Dibb also excels with his clever use of focus and makes good use of Rebecca Alleway’s opulent set design and Michael O’Connor’s gorgeous costumes.

Although he played a bit of a few words, Ralph Fiennes manages to elicit both hatred and sympathy from audiences equally in The Duchess.


Although he played a bit of a few words, Ralph Fiennes manages to elicit both hatred and sympathy from audiences equally in The Duchess.

Naturally, the latter are used to the most devastating effect on Knightley, then specialist in dramatic costumes (The edge of love, pride and prejudice). Although this Bride of Frankenstein-the bouffant role did nothing to dispel the truly unwarranted criticism at the time of her limited reach and visible ribs, she proves she’s no light, defending herself against sage advice and restraint from Rampling (Pool) and the new contender to his throne Hayley Atwell (Captain America).

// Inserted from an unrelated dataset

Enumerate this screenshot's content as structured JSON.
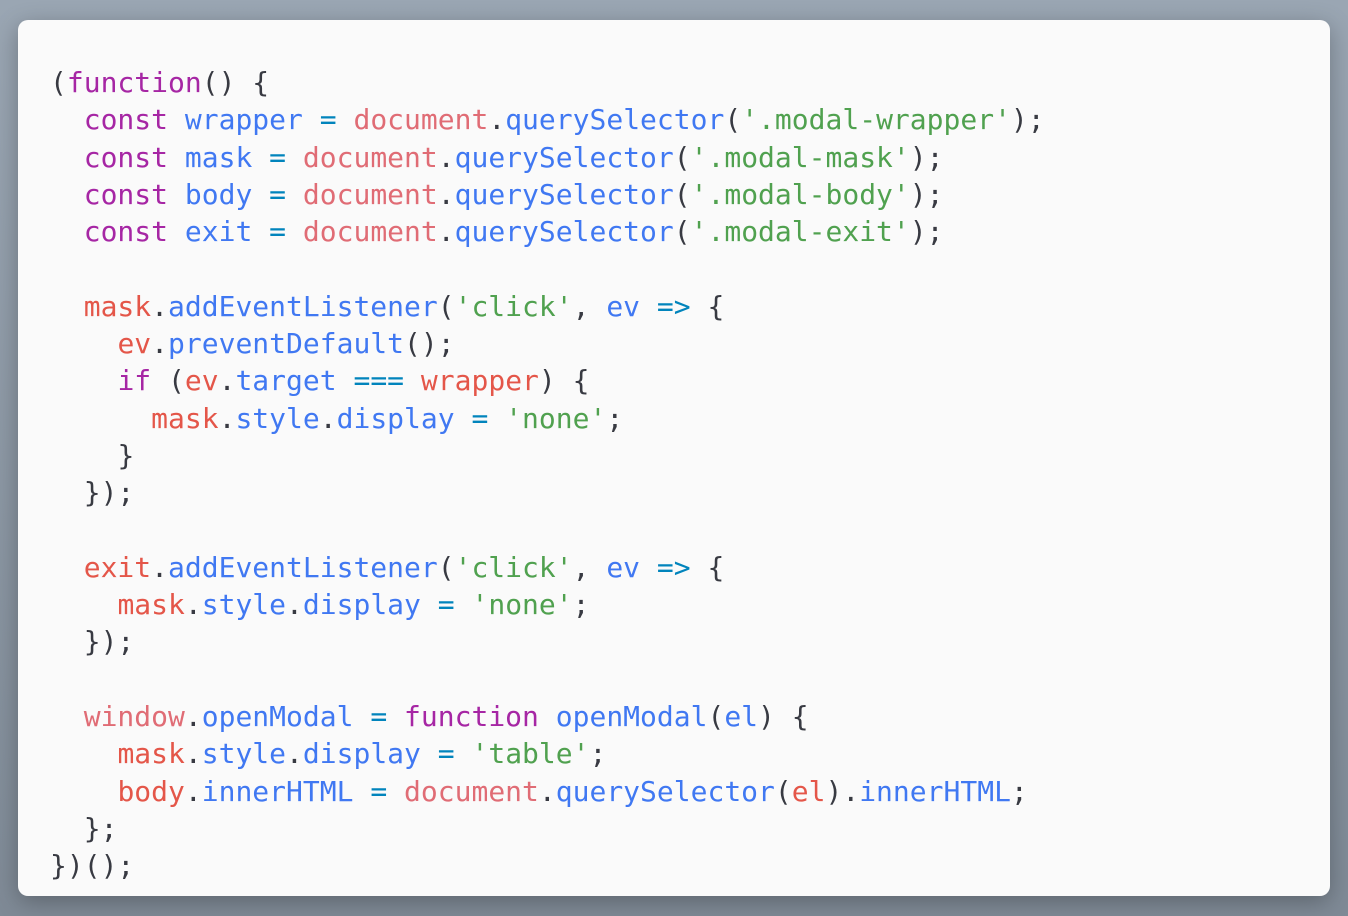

However, the real scene thief in the movie is Fiennes (Schindler’s list, The English patient). Although he played a cad of a few words, he manages to elicit both hatred and sympathy from the audience in equal amounts.

It was a measured and meticulous performance that demonstrated why he is one of the best actors of the past 30 years.

The Duchess is now available to stream on Netflix.